4En premier lieu, vient le fait que les Algériens ont subi les effets d’une colonisation particulièrement intensive et durable qui a affecté le peuplement, l’économie, la culture. Cette immigration, si intimement liée à la colonisation, cette immigration qui aura été la première d’origine non européenne (p. 419), n’a pas été un accident mais le résultat d’une politique méthodiquement conçue et mise en œuvre depuis longtemps, depuis près d’un siècle, en tout cas au moment de la Première Guerre mondiale où l’on sait qu’un certain nombre d’individus de statut « indigène » ont eu l’honneur de « servir la France » (p. 104).
5En deuxième lieu, de façon également exemplaire, dans la personne de l’immigré se condense en l’espace de quelques années un passage entre des cosmos sociaux, économiques et culturels complètement distincts. Passage vécu, dramatiquement, comme la « contradiction entre l’ordre communautaire de la société d’origine, d’une part, et d’autre part, l’ordre plutôt “individualiste” qu’on découvre, qu’on subit, et qu’on apprend » (p. 421).
6En troisième lieu, cette immigration est subjectivement exemplaire par cette configuration spécifique d’illusions, de désillusions et de contradictions qu’elle réunit (p. 421). Expérience exemplaire pour ceux qui vivent une situation d’immigration. Ce point, tellement central dans l’argumentation de Sayad, fera, plus loin, l’objet de développements relativement détaillés.
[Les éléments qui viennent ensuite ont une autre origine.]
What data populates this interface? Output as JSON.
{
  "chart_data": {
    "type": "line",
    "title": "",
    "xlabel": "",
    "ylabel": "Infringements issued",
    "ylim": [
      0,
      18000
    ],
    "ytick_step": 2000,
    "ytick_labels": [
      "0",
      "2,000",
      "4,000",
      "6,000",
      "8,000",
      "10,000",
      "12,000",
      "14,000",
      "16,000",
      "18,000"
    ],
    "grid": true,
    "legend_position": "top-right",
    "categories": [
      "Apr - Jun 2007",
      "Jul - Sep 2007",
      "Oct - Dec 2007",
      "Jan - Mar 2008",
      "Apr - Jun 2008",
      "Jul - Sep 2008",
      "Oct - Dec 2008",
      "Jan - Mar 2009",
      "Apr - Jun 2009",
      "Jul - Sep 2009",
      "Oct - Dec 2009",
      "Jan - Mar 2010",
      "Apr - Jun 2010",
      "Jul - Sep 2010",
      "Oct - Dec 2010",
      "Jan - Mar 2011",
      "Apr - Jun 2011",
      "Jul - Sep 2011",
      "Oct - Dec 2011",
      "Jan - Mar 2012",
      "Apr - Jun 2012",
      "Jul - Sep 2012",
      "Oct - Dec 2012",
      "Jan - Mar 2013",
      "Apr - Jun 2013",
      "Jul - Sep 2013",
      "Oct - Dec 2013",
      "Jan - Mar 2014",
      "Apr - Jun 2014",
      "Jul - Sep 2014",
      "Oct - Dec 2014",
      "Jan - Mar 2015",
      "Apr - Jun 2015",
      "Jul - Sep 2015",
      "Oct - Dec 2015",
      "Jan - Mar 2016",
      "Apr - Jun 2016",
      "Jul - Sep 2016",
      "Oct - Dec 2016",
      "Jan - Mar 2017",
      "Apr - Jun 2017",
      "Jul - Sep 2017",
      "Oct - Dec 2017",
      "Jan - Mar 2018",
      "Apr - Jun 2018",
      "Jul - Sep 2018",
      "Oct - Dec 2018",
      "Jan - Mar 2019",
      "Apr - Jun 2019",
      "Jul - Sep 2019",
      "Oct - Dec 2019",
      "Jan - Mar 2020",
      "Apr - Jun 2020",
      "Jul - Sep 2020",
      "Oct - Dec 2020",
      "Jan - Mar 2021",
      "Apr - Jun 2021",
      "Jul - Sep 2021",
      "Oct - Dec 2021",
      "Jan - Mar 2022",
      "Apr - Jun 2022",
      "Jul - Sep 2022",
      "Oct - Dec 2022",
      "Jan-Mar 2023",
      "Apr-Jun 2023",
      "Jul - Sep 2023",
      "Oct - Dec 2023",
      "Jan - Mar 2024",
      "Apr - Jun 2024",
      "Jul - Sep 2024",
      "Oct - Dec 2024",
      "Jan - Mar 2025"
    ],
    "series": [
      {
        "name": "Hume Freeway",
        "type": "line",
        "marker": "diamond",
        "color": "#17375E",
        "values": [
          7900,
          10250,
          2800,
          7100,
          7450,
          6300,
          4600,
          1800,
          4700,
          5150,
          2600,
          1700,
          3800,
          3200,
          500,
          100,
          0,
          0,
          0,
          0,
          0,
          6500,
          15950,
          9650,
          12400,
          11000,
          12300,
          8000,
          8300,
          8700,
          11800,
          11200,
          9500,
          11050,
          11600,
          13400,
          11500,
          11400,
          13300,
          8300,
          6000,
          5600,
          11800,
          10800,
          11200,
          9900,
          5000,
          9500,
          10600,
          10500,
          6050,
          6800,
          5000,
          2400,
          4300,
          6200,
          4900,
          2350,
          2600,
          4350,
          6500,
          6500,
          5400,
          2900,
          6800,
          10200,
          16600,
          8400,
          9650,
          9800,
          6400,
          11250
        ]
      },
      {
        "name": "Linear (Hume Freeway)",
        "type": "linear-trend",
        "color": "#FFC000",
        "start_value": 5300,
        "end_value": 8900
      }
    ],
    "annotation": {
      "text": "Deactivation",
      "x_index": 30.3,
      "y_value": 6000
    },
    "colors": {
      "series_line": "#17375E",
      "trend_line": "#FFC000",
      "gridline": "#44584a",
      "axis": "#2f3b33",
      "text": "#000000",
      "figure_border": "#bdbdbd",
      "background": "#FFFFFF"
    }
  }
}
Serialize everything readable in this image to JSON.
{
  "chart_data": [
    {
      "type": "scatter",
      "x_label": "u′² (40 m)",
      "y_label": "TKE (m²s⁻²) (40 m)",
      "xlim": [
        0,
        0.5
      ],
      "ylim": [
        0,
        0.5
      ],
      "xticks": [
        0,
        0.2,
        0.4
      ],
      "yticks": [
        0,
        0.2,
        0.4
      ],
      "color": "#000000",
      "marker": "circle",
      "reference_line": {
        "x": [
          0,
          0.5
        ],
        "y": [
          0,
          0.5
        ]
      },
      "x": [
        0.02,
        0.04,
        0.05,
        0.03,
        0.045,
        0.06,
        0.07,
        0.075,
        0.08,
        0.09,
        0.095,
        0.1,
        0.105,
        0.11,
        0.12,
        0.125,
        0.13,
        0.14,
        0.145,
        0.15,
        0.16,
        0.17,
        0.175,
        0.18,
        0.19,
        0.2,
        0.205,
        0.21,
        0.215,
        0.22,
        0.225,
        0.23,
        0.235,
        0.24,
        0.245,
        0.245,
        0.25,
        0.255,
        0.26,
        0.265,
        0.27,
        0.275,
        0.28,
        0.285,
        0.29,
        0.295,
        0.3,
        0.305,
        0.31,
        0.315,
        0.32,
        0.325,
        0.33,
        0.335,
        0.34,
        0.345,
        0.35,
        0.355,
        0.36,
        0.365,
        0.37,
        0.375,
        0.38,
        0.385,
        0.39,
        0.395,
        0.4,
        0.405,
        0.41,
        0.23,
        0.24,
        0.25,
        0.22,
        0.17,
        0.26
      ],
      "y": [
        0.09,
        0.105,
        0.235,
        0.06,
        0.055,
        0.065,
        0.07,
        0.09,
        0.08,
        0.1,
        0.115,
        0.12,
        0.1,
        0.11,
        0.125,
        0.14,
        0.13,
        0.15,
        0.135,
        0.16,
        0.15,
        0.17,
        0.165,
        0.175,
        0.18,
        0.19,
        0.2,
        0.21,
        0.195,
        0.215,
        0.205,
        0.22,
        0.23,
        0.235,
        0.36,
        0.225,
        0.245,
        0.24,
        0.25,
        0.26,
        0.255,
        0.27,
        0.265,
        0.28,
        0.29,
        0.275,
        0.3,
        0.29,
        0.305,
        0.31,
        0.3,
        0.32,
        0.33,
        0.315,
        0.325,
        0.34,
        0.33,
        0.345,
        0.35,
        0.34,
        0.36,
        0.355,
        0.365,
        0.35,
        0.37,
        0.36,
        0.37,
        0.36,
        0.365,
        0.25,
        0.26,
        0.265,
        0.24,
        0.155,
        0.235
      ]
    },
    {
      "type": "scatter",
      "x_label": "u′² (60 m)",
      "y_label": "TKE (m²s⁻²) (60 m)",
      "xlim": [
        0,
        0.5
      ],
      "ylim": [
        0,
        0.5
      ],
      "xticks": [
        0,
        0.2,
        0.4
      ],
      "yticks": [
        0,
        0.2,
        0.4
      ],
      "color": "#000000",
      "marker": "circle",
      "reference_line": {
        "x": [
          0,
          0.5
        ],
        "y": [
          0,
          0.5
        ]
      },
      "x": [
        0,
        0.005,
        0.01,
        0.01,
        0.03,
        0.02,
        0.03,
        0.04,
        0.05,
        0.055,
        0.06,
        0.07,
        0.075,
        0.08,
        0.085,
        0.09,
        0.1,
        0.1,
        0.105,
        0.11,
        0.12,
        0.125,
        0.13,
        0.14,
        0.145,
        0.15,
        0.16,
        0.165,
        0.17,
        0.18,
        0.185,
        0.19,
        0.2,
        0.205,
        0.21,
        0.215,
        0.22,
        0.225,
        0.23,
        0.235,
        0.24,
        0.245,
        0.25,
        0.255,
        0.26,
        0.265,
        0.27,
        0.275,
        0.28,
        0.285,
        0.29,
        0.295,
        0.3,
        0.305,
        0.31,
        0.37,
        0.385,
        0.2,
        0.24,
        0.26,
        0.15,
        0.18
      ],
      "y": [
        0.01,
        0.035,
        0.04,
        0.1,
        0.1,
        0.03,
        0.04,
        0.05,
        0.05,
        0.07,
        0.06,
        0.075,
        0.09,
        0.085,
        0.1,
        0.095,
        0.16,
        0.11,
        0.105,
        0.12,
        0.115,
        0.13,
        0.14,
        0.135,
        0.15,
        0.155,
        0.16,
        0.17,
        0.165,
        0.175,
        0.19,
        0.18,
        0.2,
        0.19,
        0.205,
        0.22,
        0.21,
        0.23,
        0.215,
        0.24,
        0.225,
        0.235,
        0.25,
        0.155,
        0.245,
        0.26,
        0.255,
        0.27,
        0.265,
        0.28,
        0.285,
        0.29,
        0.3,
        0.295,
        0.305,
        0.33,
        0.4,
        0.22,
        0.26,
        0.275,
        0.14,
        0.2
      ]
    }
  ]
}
7Enfin, en quatrième lieu, intervient le regard des dominants, des anciens colonisateurs. Héritier d’une histoire longue et lourde placée sous le sceau d’expériences traumatiques, successivement colonisation et décolonisation, l’immigré algérien ou venu d’Algérie n’est pas, en effet, une figure du « tiers-monde » en général mais le témoin d’une histoire inquiétante où se mêlent, aux yeux des dominants, la subversion, la pauvreté et, plus récemment, l’islam. L’être de l’immigré est, en partie, un être perçu avec lequel il doit compter dans son rapport à soi. Parmi les traits associés à la figure de l’immigré algérien, la dépossession économique remplit, évidemment, une fonction majeure : dans une période marquée par la crise de la classe ouvrière et de l’identité ouvrière, il est significatif, selon Sayad, que s’opère une « identification presque totale » entre la « condition d’immigré et la position d’OS » : « La condition d’immigré ne va pas sans qualifier socialement le travail qui est effectué par le travailleur immigré » (p. 237). Cette évolution décisive de la composition de la classe ouvrière a des conséquences qui n’affectent pas les seuls immigrés : sur ce point, on doit plutôt renvoyer à La Misère du monde (Paris, Éditions du Seuil, 1993) et notamment, aux contributions de Sayad lui-même, mais aussi de Stéphane Beaud, de Michel Pialoux, et d’autres.
L’immigré, celui dont on parle
8« Peut-être faut-il s’interroger sur ce que l’objet dont on parle, l’immigré, doit au fait qu’on en parle et surtout à la manière dont on en parle » (p. 257).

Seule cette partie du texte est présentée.